In falling her hat had tipped sideways, removing the veil from her face. Martel forced himself to walk on, threading his way among the morning shoppers. The face now exposed to view was not unfamiliar. It was the dead face of Gisela Zobel.
He saw the train moving on towards an ancient gateway in a wall which had probably once protected the town. Claire was still on board, clasping her closed handbag as she chatted to the girl next to her. The Swiss girl had shot his would-be killer from a moving vehicle. Marksmanship of that order he had never encountered before. And Yellow Oil-skins had now vanished as a crowd began to gather in front of the Hecht, huddled over something lying on the ground.
CHAPTER 9
Thursday May 28
In her bedroom at the Metropol Claire was shaking with fright. She held herself in check until Martel arrived back a few minutes after she had returned. Now reaction set in and she broke down. He sat on the bed beside her and she pressed her face into his chest and quietly sobbed. He stroked her soft black hair, saying nothing until he felt the tremors easing.
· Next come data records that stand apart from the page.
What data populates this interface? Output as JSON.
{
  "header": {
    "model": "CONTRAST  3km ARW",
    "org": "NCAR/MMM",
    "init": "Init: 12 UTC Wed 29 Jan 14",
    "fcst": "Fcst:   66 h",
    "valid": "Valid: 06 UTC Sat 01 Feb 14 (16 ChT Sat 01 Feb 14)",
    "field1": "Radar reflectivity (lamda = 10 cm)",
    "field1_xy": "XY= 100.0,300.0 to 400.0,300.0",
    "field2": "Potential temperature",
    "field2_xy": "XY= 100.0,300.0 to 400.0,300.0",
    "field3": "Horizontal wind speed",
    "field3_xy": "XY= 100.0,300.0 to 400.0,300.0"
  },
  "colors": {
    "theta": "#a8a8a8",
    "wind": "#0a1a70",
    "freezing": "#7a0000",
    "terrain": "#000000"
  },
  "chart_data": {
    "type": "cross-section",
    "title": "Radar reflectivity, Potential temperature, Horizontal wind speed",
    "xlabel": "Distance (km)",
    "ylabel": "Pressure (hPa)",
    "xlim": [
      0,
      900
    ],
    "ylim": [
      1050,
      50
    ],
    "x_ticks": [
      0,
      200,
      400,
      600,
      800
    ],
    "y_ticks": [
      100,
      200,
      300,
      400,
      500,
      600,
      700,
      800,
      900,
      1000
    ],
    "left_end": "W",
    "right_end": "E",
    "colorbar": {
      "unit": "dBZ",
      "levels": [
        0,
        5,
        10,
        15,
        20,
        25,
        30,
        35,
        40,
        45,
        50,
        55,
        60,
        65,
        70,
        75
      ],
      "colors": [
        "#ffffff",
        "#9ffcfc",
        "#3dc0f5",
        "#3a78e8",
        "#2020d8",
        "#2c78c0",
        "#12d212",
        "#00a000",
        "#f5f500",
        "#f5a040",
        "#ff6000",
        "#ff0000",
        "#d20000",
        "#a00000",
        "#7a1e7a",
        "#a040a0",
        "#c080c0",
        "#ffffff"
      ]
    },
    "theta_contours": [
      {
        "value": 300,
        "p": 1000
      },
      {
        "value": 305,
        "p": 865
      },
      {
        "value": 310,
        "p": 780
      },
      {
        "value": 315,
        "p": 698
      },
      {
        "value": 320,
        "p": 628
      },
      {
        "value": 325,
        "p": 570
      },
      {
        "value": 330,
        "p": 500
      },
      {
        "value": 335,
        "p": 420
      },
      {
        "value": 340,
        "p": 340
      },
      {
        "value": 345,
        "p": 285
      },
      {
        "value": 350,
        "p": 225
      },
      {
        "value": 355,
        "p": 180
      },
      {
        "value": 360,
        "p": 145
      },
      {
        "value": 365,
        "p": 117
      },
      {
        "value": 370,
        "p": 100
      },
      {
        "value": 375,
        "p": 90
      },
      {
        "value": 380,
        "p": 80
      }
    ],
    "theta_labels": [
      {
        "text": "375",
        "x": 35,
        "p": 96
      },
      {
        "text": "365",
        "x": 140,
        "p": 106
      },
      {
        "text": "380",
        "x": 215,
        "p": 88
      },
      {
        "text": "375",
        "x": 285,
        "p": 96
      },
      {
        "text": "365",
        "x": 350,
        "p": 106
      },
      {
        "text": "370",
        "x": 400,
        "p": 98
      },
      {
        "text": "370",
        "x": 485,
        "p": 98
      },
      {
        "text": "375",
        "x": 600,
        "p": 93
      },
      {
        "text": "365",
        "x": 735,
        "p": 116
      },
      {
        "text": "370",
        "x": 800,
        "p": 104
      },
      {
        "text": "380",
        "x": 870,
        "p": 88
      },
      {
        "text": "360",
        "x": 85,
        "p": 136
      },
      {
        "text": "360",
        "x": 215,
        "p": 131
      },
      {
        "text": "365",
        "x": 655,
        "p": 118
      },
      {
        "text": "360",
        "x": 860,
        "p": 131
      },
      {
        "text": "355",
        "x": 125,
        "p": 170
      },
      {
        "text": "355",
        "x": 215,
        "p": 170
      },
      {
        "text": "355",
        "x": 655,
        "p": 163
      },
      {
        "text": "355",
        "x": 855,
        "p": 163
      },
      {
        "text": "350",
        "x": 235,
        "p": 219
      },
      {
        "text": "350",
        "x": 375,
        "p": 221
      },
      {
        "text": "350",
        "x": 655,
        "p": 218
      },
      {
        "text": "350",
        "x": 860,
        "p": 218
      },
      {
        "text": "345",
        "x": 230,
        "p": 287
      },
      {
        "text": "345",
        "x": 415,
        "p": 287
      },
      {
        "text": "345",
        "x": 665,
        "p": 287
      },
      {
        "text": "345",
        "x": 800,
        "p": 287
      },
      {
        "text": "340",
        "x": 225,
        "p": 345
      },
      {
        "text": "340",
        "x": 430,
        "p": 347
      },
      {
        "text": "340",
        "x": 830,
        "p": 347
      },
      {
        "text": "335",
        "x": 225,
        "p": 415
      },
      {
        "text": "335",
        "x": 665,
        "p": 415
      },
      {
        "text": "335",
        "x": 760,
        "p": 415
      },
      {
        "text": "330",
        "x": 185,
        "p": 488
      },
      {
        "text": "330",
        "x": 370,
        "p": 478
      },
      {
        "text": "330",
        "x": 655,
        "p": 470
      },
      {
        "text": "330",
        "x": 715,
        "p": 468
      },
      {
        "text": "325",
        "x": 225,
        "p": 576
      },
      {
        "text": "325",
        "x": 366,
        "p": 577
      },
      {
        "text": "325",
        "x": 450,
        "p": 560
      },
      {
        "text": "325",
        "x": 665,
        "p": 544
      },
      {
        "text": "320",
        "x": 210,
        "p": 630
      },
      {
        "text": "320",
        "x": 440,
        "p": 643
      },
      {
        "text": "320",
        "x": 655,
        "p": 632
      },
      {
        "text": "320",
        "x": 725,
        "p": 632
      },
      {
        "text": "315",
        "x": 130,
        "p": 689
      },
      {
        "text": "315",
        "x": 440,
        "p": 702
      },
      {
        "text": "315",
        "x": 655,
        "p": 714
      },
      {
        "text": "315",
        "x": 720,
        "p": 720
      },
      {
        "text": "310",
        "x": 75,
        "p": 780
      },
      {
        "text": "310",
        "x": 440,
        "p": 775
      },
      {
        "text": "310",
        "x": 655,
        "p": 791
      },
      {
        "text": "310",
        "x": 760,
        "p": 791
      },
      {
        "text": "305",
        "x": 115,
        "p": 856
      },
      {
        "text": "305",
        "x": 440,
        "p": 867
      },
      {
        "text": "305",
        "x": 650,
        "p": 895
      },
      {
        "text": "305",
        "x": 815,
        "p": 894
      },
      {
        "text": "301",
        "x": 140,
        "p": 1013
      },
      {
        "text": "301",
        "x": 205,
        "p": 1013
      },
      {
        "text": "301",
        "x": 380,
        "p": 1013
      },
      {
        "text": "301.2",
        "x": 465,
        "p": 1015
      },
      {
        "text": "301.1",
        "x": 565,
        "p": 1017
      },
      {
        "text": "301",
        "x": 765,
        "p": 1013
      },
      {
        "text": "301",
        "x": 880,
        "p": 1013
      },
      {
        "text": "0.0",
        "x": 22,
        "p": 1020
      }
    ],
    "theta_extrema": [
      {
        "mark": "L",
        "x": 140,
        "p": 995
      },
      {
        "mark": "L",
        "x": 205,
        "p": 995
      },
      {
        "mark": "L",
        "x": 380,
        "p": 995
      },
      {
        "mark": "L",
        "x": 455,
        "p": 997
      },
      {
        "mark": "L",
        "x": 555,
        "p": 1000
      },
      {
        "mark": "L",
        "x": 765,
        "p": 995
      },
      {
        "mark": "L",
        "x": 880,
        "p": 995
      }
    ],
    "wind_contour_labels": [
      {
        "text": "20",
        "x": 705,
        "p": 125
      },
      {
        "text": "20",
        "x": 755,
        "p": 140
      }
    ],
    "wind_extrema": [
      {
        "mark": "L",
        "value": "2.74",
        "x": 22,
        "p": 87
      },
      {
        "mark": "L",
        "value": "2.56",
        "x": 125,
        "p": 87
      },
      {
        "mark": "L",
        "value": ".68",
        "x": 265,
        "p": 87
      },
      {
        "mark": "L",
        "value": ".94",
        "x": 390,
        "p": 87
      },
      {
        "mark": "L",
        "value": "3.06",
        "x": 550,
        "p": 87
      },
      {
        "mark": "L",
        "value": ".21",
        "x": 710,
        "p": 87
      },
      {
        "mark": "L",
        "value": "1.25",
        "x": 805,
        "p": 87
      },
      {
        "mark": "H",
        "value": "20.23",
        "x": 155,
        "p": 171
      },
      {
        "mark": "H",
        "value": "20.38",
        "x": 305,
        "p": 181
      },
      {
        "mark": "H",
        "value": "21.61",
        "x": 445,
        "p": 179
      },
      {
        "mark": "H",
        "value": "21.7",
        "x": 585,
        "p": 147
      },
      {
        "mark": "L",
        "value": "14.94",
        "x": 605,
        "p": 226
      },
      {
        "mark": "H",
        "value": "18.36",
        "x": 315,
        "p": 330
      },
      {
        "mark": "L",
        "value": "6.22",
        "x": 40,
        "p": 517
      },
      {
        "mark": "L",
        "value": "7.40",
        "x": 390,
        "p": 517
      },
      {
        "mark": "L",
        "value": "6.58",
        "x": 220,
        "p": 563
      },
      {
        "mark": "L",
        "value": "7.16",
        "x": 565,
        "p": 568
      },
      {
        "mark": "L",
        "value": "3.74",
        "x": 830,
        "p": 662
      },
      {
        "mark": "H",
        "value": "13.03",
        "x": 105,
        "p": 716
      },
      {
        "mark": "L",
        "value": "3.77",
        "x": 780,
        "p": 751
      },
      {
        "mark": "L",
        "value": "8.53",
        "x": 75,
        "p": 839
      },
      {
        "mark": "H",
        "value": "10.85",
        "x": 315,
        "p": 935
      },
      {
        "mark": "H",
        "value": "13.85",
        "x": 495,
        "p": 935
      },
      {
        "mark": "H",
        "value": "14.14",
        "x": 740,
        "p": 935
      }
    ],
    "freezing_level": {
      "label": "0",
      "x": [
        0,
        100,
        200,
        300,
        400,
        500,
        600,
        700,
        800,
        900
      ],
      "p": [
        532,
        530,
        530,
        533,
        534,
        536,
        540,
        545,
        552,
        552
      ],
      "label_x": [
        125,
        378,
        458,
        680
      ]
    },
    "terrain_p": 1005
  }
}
'You can rest on the train. We're heading east for Bavaria…' 'What's the Goddamn rush?'
'The Goddamn rush is the police. They'll soon realise they ' have two murders on their hands. Two! The man I killed in the museum, the woman you shot outside the Hecht. Then they'll be watching every train leaving St. Gallen…'
Martel concealed one fact from Claire as they sat in a first-class compartment which they had to themselves aboard the Munich express. He was convinced they were moving into the zone of maximum danger – Bavaria. Somewhere in that scenically glorious part of Germany Delta had its headquarters.
Switzerland, the most neutral, stable country in Europe had almost been a death-trap. But the risks encountered in Zurich and St. Gallen were nothing compared with what lay ahead of them.